Responding to the increase in the rate of borrowing from the CBN by the deposit money banks, David Adnori, managing director, HighCap Securities Limited, said, “The reasons why banks borrow from the CBN has to do with the booming economy as opportunities are increasing in the banks. There are always demands on banks for credits as borrowers go to banks to access funds. The banks’ balance might not be enough to meet customers’ [demands], forcing them to borrow from CBN to lend to customers demanding credit. The CBN itself may not have much money and it might issue new money and borrow it from the banks, which the bank will lend to customers. That is the method in which money is printed by CBN in a normal economy. These are routes through which new money enters the economy.”
He further explained that when there is a liquidity crunch in the system, depositors always give money to banks, adding that the bank will try to access funds through the inter-bank market and if they cannot, they try CBN as the lender of last resort to borrow money in order to boost their liquidity position.
Wole Adeyeye, an analyst at PAC Securities also asserted that, “Last year, the COVID-19 pandemic resulted in a lockdown of economic activities and restriction of movements in many states. Most businesses were adversely affected as the country witnessed an economic recession in 2020. However, the increase in vaccination in 2021 resulted in improved economic activities.
“Most companies in the real sector increased their borrowing during this period to meet the rising demand.

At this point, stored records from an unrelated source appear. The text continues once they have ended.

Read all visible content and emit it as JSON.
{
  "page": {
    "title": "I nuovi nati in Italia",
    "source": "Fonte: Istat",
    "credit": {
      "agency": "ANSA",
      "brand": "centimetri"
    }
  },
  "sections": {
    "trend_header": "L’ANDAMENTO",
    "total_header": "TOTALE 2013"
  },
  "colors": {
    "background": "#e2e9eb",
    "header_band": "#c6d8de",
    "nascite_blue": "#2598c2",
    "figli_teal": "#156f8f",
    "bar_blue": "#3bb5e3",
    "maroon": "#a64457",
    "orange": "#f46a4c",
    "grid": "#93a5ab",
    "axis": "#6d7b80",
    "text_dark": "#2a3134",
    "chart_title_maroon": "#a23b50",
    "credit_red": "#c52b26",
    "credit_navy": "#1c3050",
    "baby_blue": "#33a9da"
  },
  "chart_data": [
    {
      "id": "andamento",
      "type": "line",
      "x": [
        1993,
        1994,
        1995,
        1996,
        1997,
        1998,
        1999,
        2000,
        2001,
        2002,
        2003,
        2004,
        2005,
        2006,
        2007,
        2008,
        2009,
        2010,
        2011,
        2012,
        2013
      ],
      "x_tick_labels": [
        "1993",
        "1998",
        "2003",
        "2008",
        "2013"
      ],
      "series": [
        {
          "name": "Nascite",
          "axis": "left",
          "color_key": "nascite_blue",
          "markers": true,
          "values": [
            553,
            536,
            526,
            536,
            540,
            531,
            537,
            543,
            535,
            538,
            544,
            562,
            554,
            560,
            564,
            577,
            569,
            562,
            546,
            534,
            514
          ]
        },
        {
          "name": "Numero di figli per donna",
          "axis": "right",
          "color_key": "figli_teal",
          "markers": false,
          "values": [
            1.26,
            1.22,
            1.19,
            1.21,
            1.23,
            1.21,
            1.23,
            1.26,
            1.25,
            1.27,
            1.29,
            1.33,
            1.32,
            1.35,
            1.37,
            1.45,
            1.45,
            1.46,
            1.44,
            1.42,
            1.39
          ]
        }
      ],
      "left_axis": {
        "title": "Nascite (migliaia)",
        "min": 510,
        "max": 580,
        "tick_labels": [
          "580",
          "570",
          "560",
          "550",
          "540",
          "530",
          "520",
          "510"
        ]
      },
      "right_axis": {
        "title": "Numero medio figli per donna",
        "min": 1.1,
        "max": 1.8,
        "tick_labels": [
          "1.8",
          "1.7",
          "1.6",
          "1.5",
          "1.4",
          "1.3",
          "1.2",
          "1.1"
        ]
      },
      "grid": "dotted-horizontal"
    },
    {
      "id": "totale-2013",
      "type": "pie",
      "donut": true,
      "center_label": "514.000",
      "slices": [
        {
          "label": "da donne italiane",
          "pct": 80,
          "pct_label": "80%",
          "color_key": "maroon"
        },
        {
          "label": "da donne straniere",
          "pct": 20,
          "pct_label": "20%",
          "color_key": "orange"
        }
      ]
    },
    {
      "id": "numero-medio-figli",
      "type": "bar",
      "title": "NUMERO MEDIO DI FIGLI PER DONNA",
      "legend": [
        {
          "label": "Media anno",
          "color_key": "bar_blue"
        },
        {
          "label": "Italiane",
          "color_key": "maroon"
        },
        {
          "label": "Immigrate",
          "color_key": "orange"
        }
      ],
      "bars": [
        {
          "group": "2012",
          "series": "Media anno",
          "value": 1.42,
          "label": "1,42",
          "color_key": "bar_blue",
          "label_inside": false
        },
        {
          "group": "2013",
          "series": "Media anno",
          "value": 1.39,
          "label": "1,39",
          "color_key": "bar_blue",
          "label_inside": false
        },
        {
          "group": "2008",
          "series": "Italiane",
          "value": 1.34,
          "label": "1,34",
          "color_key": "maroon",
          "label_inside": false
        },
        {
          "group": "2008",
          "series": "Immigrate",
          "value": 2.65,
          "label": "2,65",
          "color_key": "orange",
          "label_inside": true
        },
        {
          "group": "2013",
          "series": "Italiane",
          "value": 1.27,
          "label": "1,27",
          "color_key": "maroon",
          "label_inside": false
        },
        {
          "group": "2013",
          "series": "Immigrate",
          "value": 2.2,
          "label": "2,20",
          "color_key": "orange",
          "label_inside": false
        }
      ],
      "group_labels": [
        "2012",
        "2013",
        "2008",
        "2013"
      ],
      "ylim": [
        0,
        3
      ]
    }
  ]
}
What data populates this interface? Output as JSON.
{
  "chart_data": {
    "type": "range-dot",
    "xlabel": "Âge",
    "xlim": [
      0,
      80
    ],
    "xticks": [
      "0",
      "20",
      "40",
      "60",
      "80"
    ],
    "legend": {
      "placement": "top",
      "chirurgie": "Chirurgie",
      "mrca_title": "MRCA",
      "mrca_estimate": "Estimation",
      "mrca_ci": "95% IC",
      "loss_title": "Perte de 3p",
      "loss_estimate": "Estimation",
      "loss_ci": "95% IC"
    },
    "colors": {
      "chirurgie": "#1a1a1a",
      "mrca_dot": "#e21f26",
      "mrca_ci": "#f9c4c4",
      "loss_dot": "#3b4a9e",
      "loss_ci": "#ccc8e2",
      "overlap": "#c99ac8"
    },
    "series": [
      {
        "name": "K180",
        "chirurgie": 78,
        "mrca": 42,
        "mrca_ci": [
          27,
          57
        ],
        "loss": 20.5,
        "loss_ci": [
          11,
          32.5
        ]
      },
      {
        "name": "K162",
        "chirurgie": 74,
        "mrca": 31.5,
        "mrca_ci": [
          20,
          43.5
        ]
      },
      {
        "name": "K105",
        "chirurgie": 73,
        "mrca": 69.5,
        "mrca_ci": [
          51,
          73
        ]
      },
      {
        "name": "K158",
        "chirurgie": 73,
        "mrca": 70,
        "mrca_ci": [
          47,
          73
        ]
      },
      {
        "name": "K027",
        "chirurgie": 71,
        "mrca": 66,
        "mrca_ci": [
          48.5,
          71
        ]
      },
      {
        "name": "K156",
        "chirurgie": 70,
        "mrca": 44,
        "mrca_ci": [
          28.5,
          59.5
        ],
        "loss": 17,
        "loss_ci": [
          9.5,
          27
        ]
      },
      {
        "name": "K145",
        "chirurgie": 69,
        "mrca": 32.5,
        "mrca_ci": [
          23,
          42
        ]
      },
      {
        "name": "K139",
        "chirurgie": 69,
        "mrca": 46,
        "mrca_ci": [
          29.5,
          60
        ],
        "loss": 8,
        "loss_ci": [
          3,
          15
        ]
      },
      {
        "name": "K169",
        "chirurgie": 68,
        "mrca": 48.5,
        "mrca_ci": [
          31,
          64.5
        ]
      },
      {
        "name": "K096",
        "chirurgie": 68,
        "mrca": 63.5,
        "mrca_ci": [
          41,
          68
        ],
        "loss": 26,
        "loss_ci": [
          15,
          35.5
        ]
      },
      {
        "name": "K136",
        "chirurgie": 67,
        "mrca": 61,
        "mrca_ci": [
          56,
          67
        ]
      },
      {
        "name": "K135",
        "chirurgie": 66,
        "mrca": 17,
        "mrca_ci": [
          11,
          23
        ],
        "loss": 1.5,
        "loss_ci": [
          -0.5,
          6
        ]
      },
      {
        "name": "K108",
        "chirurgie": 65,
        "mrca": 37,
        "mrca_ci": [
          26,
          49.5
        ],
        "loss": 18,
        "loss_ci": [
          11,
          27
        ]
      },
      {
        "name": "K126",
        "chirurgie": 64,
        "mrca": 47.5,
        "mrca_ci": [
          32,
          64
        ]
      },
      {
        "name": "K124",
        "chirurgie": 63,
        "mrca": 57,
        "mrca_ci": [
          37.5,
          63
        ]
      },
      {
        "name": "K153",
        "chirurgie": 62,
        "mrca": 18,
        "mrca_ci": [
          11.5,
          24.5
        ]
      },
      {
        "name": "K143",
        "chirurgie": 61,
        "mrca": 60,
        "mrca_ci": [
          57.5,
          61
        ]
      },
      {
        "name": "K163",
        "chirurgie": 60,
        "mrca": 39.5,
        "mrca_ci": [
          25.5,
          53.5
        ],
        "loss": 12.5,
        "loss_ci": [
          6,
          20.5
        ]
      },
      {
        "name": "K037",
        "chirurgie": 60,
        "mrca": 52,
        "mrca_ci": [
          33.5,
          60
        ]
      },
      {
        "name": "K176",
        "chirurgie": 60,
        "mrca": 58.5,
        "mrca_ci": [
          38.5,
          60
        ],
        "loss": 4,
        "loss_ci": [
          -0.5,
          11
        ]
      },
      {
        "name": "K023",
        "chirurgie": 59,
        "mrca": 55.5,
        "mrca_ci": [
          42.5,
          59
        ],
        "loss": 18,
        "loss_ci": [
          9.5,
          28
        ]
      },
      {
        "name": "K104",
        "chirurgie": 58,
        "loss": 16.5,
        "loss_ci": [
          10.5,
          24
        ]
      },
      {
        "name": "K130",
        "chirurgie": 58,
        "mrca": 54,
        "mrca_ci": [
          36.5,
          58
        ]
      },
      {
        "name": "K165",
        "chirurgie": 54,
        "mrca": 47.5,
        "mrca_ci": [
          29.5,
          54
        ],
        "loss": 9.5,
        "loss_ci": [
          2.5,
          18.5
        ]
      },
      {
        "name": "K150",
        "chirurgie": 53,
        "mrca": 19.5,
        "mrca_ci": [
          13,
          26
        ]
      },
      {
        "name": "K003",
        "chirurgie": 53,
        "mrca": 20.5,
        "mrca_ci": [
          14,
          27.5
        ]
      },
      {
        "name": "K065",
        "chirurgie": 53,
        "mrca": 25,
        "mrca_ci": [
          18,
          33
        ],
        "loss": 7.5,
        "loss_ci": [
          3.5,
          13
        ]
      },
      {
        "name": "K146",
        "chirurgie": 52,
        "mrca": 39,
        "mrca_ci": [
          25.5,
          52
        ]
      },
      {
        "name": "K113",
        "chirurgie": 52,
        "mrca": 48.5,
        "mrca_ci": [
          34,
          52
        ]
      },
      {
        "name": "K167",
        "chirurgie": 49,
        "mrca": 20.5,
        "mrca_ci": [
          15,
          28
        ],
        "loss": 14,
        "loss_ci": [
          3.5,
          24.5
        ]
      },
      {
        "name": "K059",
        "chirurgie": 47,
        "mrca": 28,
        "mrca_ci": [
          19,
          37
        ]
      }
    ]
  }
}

Consequently, the GDP maintained positive growth in 2021. It could be that there was no opportunity in the economy to finance a project needed for them to access liquidity from the SLF of the CBN,” he further stated.
To this end, many analysts have noted that liquidity crunch has become a major driving factor causing Nigerian banks and merchant banks in the same vein to cry to the Central Bank for liquidity aid in times of short-term and long term liquidity needs over the years.